There's a move in chess called controlling the center. Lo Toney has been playing that move in venture capital since 2018, when he spun Plexo Capital out of GV and landed a first institutional check from Alphabet itself. Most VCs try to pick the best startups. Toney picks the best people who pick startups - and then takes a stake in their management companies too. Three layers, one firm, one man.
Toney grew up in Oakland, the son of a UC Berkeley PhD student who died when Lo was three. His mother worked, his community shaped him, Bishop O'Dowd High School educated him in majority-white classrooms, and then Hampton University - an HBCU in Virginia - did something else entirely. He went in as a kid who'd always been the minority in the room. He came out with a fraternity network (Kappa Alpha Psi) that would eventually put a university endowment on his LP cap table decades later.
The Berkeley MBA came next - Haas, class of 1997, Management of Technology, joint curriculum with the College of Engineering. Then PwC as a consultant, Nike.com as VP of experience management, eBay as employee #2,340 watching the company scale to 15,000, art.com as VP of marketplace operations. He was building operating muscle with discipline and patience, collecting evidence that what he was told about VC entry was true: get real experience first. He got it.
The Zynga chapter is the one that opened the door.
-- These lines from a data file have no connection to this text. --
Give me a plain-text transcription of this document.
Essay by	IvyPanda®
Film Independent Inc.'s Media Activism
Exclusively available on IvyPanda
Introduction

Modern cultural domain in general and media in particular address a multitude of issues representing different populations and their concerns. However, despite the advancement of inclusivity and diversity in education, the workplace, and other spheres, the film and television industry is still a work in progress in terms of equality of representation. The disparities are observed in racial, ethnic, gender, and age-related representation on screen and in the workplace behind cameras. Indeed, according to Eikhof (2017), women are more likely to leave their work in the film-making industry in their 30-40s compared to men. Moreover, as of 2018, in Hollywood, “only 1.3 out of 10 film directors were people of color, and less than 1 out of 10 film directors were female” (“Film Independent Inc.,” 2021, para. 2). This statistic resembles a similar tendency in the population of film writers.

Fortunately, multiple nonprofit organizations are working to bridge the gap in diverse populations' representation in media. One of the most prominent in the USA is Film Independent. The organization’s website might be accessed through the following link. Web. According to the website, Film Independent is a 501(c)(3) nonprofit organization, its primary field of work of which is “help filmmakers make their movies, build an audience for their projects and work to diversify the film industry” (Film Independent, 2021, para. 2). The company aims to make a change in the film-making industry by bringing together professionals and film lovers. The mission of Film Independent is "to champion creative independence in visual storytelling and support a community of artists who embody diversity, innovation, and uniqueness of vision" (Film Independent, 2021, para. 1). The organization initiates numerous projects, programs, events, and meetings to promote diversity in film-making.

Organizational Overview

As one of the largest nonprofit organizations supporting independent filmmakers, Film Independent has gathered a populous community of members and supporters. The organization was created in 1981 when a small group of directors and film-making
As General Manager of Zynga Poker - the crown jewel franchise of a company then riding the peak of social gaming - Toney turned web bookings from flat to $250 million a year. Not marketing. Not luck. Full P&L responsibility, growth mechanics, and a platform migration from web to mobile that could have killed the product. He ran it. It didn't die. It scaled. That's the kind of operational credibility that makes skeptical LPs stop asking entry-level questions.